European Commission proposal restricts airline passengers’ rights

13 March 2013

European Commission proposal restricts airline passengers’ rights

The European Commission today presented its new plans regarding the rights of airline passengers in the event of delays and other problems.

The new plans would mean serious restrictions on the rights which passengers can currently demand via the courts. Commenting, SP Euro-MP Dennis de Jong says, ‘If you are stranded for more than three days or are flying less than 250 kilometres then according to the new proposals the airline will no longer be responsible. That could cause major problems and sky-high costs for stranded air travellers.’

The proposals also restrict other rights. ‘In the past passengers had the right to financial compensation in the event of a delay of more than three hours,’ says De Jong. ‘Now the Commission is proposing that this should be limited to delays of five hours for flights of less than 3500kms, nine hours for flights up to 6.000kms and twelve hours for other flights. This will mean an enormous reduction in the number of claims, which represents a boost for the airlines, and a huge step backwards for the passenger.'

The European Court of Justice last year ruled in favour of passengers in conflicts with airlines.
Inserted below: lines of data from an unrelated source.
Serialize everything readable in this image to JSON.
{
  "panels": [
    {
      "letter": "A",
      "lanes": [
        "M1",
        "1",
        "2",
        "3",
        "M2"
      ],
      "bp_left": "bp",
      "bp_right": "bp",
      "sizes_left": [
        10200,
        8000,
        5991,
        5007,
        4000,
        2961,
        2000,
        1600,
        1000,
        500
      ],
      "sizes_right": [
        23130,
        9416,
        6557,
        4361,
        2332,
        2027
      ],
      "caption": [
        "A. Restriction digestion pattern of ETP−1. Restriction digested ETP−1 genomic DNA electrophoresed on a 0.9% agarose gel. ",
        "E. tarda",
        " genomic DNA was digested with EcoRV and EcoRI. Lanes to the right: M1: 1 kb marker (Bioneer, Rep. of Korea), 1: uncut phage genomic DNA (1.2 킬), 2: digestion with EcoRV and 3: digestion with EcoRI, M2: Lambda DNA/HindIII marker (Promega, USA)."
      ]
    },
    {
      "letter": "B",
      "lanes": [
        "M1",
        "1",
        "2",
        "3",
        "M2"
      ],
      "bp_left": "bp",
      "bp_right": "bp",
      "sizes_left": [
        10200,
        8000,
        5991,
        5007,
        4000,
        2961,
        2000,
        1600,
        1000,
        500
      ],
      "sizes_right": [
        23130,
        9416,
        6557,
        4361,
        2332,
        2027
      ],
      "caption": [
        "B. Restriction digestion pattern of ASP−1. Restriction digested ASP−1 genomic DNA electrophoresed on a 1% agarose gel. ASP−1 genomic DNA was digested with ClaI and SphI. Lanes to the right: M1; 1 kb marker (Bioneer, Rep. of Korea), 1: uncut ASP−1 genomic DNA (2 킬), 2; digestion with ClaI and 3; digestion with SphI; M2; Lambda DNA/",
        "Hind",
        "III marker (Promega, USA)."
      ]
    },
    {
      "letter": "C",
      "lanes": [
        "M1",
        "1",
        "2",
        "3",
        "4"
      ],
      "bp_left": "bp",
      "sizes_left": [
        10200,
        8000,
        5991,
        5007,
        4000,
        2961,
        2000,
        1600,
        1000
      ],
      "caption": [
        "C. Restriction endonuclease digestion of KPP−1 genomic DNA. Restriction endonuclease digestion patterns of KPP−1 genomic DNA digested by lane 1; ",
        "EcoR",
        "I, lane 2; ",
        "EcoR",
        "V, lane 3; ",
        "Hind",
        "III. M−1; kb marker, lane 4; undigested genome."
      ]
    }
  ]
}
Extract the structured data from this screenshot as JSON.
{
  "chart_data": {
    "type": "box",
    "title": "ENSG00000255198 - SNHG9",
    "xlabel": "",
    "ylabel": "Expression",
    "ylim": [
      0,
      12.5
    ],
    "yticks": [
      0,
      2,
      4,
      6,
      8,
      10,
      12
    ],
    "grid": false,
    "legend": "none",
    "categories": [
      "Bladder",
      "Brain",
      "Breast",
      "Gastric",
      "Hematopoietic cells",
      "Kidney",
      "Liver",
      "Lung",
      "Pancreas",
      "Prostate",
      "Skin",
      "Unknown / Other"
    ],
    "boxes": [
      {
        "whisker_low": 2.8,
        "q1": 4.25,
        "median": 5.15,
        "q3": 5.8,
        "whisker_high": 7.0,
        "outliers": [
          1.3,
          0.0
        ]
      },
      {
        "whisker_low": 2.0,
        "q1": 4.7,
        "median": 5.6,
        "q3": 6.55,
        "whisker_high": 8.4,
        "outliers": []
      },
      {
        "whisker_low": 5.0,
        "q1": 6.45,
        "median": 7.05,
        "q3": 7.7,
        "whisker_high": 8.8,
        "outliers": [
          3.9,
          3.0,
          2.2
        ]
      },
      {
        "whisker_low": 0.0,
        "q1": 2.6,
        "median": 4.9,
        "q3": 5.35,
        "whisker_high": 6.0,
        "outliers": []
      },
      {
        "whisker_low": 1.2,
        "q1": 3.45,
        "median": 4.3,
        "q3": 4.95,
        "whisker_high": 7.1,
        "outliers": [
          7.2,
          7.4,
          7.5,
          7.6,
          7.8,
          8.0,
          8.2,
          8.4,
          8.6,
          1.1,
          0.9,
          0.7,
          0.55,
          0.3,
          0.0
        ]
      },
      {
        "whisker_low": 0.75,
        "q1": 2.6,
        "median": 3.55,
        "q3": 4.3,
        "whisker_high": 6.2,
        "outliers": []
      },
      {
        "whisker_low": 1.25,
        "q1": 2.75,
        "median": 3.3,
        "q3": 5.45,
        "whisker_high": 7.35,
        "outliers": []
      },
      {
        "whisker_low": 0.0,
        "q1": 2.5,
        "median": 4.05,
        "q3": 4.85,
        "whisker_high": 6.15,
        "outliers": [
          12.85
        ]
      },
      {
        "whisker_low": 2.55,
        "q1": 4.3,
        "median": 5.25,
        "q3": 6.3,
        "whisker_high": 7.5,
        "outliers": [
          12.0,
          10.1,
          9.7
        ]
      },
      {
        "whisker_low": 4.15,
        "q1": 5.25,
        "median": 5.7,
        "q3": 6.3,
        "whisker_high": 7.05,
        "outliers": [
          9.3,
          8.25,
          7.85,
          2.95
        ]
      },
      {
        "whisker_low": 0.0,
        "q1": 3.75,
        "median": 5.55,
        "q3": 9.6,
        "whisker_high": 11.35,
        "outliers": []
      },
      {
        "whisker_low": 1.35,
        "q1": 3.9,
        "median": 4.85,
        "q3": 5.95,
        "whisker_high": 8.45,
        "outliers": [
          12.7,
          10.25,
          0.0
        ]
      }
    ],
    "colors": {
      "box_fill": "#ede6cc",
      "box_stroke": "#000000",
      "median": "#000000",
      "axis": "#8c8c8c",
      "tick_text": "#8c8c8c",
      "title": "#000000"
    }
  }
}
As a result the costs for these airlines have risen, an argument to which the European Commission is receptive, as is shown in the explanatory statement accompanying their proposals. 'Not only that but airlines will be working hard to thwart passengers who want to take advantage of their rights,’ says De Jong. ‘Instead of maintaining the existing rules the Commission thinks that by reducing passengers’ rights they will improve the situation. That’s just wishful thinking, in view of the intense competition in air transport.’